Apologies for just jumping in, but this is an area of interest to me.

I agree with the above point.  Though perhaps hard limits would be
acceptable if there was mechanism for capping the swapping caused by
hard limits to minimise the effect of swapping on the rest of the
system.

> After thinking about this, I have the opinion that if an RSS limit is 
> working it would be a hard limit. The alternative is a process which 
> gets large and then when memory pressure increases the oversize process 
> either causes a lot of swapping or worse yet ties up a lot of memory if 
> swap rate is limited.
> 
> There are many ways to tune Linux badly, adding one more will not add 
> much to the pain if the default is off. The values available to a normal 
> users might be limited to prevent the most obvious bad choices.

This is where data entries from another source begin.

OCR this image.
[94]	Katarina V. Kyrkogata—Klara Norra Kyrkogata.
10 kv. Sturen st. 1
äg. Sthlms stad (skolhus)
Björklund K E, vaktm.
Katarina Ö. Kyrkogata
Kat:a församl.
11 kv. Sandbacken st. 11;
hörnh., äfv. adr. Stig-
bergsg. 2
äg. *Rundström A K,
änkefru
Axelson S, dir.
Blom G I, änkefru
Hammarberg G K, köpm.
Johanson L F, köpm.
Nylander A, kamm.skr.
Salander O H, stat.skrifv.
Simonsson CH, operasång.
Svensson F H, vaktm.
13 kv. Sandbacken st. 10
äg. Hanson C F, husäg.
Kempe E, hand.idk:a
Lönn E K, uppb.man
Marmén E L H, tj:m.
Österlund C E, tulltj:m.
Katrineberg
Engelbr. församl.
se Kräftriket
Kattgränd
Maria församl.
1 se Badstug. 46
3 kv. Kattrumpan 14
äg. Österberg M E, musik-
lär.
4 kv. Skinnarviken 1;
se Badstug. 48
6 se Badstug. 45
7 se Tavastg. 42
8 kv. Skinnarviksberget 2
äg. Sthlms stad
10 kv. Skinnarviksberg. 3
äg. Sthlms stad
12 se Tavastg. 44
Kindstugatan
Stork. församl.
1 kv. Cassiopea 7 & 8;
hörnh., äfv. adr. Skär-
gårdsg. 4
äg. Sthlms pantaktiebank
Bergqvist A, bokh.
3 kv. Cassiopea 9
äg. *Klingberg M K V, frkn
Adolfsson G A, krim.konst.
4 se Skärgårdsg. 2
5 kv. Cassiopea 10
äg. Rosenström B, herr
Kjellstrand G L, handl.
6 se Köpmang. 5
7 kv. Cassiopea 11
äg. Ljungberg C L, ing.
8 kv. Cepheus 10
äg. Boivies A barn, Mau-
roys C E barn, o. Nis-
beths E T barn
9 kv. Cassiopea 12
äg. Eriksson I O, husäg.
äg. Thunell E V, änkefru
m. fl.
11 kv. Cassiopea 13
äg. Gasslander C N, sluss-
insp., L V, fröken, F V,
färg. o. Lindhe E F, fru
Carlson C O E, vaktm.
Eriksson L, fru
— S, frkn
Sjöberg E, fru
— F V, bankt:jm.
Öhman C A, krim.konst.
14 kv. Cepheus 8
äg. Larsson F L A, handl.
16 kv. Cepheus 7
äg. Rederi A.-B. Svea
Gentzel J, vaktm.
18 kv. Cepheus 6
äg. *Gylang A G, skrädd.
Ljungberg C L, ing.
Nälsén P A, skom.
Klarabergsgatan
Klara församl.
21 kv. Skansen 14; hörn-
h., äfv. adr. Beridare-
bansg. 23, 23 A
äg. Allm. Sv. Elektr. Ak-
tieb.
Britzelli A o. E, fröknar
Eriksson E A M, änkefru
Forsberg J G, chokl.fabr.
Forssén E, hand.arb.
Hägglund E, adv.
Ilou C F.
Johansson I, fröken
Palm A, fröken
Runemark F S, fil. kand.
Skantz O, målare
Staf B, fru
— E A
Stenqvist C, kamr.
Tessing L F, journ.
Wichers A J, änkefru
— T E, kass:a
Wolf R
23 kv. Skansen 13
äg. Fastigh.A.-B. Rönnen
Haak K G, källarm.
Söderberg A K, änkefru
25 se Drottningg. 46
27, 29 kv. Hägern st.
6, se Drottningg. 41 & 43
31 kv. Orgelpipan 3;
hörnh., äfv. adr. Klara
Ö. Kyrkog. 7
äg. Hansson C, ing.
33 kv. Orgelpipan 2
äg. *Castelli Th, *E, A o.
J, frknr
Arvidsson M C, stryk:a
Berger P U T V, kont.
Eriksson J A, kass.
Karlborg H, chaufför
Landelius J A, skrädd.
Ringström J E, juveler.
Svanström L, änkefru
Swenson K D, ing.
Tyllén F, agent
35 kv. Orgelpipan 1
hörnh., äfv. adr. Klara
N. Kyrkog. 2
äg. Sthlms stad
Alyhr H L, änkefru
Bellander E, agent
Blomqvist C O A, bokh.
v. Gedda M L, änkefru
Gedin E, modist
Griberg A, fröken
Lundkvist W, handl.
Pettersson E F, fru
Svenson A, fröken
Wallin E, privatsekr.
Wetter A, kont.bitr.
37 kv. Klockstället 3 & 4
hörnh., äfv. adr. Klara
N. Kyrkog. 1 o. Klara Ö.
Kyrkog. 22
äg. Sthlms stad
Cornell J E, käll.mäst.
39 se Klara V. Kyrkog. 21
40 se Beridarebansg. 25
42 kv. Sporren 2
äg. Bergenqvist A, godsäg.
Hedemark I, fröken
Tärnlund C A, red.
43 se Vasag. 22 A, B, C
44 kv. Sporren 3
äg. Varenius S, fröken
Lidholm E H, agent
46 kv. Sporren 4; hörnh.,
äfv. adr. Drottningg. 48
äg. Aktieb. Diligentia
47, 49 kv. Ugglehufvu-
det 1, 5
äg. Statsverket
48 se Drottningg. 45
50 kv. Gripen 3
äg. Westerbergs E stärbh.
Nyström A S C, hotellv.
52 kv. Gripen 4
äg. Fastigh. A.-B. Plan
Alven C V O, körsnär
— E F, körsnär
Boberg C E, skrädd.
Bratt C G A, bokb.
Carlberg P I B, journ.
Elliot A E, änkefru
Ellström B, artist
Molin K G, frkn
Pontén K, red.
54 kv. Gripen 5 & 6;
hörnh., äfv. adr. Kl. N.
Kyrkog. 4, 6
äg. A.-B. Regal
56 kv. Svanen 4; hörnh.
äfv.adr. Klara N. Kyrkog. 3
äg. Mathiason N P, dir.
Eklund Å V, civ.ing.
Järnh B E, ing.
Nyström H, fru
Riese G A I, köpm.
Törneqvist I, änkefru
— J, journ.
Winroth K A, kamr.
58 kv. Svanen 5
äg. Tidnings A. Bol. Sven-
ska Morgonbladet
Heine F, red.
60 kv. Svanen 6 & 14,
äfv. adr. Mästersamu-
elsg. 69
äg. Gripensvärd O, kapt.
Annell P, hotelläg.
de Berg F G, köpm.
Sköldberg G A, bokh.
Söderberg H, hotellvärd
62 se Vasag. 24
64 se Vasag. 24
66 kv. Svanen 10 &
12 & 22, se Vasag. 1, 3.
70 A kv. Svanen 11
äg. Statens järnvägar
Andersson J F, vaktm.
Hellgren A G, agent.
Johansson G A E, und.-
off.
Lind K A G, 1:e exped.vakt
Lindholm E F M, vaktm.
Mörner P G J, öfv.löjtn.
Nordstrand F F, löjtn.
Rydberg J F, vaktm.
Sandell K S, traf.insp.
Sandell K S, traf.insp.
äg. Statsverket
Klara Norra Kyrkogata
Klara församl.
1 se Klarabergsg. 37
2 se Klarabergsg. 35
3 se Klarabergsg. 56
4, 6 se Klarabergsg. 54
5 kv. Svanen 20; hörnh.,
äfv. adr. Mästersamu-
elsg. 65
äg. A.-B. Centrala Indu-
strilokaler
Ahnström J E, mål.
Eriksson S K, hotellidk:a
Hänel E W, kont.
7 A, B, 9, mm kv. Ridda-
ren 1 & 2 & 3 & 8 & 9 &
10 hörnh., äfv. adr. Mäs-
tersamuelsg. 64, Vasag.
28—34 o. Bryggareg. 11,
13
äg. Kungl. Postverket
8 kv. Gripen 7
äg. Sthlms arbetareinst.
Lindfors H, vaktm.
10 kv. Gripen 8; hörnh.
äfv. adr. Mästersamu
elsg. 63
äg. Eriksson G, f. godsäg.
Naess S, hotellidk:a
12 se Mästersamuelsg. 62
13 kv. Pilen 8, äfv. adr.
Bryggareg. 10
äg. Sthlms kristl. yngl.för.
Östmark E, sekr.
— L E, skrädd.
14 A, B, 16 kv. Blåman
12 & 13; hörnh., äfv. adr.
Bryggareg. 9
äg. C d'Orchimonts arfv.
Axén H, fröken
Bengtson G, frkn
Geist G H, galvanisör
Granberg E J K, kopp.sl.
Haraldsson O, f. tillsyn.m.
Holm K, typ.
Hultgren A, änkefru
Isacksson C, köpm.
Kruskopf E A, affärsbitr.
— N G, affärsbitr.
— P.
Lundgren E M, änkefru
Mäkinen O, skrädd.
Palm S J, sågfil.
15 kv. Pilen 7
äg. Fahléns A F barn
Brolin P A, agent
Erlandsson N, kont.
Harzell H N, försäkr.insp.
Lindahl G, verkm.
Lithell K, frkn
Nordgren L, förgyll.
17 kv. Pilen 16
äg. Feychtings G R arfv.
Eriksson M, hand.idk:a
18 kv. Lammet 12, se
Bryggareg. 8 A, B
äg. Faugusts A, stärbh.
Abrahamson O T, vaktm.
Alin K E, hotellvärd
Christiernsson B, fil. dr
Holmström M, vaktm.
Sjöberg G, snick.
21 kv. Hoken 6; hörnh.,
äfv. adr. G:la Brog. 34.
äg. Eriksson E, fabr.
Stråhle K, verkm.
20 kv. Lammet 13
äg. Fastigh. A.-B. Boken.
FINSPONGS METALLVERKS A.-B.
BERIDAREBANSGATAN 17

Or a 
> corresponding option could be provided to take corrective action for a 
> process with RSS set (to any value) and swap rate high.

A while back, I had a patch for limits for the old 2.4 VM subsystem.
It implemented both hard and soft limits, with the hard limit
corresponding to rlim_max and the soft limit corresponding to
rlim_cur.  

The hard limit was straight forward, serving as an upper cap on the
total RSS of the task.  In contrast the scaled value of the task (soft
limit / RSS) served as an indicator as to the proportional usage of
each address space.  It would be used by VM subsystem to select (via a
bit-search and array look up as for the O(1) scheduler) a victim for
page replacement when memory usage was low.

Anyway, while I'm not for advocating hard limits, my point is that I
think solutions with both soft and hard limits are possible.  We have
two limits after all.  If any experimental work were done, perhaps it
could support both types of limits, permitting people to play with
both and to decide the merits of each.